River Spey update

  21 September 2023

On Monday 11th September, SEPA received the first of a number of notifications about multiple large dead fish along a section of the River Spey, the first sighting of which was on Thursday 7th September. The initial report included a water quality reading the notifier believed to be abnormal. 

SEPA officers checked historical water quality monitoring for comparison, inspected the river, and carried out bankside analysis of water samples. Both the supplied water quality reading and all subsequent results were found to be within expected ranges. Officers also contacted a number of regulated sites in the area and did not identify any potential cause of the reported fish mortalities, nor any evidence of impacts to water quality. 

A SEPA ecologist was undertaking routine ecological surveys on the River Spey during the period when dead fish were observed, and initial findings confirm invertebrate populations appear to be normal, giving no indication of any water quality issues. Any acute significant pollution in the river would also cause mortality in many other species and across the entire size and age range of fish. 

A number of other potential causes are being considered such as low oxygen in the water caused by low flows and high temperatures, as was the case at the time in the river. 

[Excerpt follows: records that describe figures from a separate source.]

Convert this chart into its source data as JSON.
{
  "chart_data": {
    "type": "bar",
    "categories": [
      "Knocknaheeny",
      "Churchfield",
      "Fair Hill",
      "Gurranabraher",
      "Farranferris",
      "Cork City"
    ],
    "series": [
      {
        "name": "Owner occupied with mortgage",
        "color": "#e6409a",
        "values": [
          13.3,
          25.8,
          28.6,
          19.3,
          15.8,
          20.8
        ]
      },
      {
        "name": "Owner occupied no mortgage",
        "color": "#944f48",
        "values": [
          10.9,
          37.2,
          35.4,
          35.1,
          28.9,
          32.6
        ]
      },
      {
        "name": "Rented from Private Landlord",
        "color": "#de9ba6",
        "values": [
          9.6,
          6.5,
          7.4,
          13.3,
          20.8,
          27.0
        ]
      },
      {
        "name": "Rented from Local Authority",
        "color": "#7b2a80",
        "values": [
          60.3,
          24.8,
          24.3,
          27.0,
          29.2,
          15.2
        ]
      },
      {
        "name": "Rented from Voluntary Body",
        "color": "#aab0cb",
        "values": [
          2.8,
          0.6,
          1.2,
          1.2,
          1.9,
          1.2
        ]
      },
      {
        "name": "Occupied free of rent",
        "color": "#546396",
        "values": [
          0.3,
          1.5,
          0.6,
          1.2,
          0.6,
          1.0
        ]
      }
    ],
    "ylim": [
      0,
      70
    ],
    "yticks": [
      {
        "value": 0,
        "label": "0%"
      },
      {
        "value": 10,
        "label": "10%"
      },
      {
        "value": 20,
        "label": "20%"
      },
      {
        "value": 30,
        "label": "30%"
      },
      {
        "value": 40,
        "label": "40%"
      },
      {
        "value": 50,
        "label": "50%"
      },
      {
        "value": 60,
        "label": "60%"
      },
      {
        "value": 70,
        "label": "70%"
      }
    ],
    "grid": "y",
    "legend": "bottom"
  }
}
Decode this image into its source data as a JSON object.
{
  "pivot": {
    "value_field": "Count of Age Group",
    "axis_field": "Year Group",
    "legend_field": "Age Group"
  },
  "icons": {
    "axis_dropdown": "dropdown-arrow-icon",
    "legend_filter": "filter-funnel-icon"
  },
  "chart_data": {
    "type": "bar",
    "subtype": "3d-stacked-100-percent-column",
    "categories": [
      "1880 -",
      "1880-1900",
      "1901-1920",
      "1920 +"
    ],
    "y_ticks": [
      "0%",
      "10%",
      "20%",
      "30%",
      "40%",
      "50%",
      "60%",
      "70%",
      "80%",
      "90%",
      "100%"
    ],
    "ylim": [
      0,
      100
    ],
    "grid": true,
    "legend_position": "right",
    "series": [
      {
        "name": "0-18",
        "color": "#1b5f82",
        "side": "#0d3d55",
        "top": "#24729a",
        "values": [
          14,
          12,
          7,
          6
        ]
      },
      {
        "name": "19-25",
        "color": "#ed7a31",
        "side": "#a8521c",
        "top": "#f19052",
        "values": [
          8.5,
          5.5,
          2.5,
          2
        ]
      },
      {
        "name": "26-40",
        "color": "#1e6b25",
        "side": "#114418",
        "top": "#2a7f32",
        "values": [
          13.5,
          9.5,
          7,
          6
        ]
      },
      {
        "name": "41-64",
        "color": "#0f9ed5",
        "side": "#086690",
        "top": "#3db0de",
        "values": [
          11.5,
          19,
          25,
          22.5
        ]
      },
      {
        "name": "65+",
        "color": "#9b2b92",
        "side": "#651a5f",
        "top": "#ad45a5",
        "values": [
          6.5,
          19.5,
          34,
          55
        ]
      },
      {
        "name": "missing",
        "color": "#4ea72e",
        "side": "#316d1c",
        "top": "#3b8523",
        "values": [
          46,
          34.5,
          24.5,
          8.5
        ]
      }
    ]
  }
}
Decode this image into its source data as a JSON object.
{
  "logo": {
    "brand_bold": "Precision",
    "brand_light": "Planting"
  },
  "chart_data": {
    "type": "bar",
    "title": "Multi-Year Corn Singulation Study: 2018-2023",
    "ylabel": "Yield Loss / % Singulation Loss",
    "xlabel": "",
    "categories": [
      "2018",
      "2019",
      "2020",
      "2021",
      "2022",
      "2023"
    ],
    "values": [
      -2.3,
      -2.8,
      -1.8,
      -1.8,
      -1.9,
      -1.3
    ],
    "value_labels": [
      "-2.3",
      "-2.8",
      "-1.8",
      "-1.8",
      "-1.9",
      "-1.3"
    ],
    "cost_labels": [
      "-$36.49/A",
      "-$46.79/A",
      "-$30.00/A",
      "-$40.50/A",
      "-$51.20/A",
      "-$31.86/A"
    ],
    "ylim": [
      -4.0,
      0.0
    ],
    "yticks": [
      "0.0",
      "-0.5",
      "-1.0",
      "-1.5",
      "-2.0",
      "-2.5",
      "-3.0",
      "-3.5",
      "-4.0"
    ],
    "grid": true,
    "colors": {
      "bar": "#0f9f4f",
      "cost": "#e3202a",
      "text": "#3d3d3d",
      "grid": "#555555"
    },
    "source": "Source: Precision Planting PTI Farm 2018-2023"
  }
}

A multi-agency group has met in response to the incident. We will continue to liaise with partners and assess all reports in an effort to identify any possible factors responsible for the fish mortalities. 

In the meantime, members of the public who feel acutely unwell after being in contact with the river are advised to seek medical advice. SEPA is also asking anyone with information that may help investigations to report this online at sepa.org.uk/report or by calling our Pollution Hotline on 0800 80 70 60.